ESA handlers should also be aware of the safety and security of their ESA and fellow passengers. ESAs should have basic training and should be able to follow basic commands. ESAs should remain under their handler's control at all times. ESAs should also be clean and free of strong animal odor before boarding. ESAs that are overly fearful or shy in new situations or around other people should not travel unless safely crated, both for the safety and security of fellow passengers and the ESA itself. Handlers should also be aware of the ESA's surroundings and keep small, curious children at a distance for their own safety, as well as the ESA's comfort!
ESA Animal Restrictions
American Airlines accepts common household pets such as dogs and cats as ESAs. Unusual animals, including but not limited to miniature horses, monkeys, and rabbits may be considered on a case by case basis. To find out if a specific species will be allowed, please contact the special assistance coordinator, available Monday through Friday. Please note that reptiles, ferrets, rodents, and spiders of any type are not permitted at all.
Pet relief areas are available in many airports. They are not exclusive to American Airlines and are for the use of all airport travelers. ESA handlers should make use of these areas for their ESA's comfort as well as keeping the airport clean. American Airlines employees can help direct ESA handlers to the nearest pet relief area upon request. ESAs should be leashed any time they are not in a carrier or crate. This includes when using the pet relief areas.
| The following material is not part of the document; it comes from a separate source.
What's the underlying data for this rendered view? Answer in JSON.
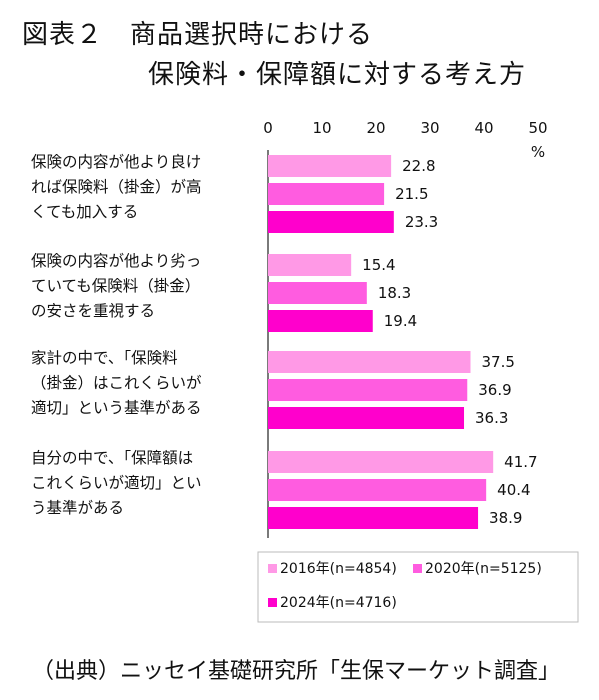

Different destinations have different requirements for ESAs and animals. Although Hawaii is a domestic destination, it has special rules to protect its rabies-free status. Please contact the state of Hawaii prior to travel to ensure all requirements for vaccinations and possible quarantine can be met. Puerto Rico and the U.S. Virgin Islands are part of the United States, but they have separate regulations from the continental US. Proper tags and ID are required along with proof of a recent (within 6 months) rabies vaccination and a recent health certificate certifying that the animals do not originate from an area quarantined for rabies. Some mainland US-based airports have additional rules, such as John F. Kennedy (JFK) Airport, in New York City. All ESAs arriving from an international pre-cleared station are required to clear TSA, and in both Greenville Spartanburg Airport (GSP) and Palm Beach International Airport (PBI) all ESAs are required to be crated. Regardless of the destination, ESA handlers should be sure to check all requirements prior to purchasing a ticket.
Every international destination is different. Note that not all countries and destinations recognize Emotional Support Animals as distinct from a pet. A few notable locations that American Airlines travels to has specific requirements. ESAs traveling to London need approval at least 72 hours in advance. If the ESA does not meet the airport's requirements for service animals, a fee may be incurred. Note that ESAs are not allowed on British Airways flights to non-USA destinations. Scotland's Animal Travel agency must be notified at least 48 hours in advance for any ESAs traveling to Scotland. ID cards from the agency that trained the service animal are required. ESAs may or may not meet Scotland's service animal requirements. For travel to Japan, contact Japan's Animal Quarantine Service no less than 40 days before arriving. New Zealand does not accept ESAs. Regardless of the destination, ESA handlers should always check specific requirements with the airport, state, and country where they arrive.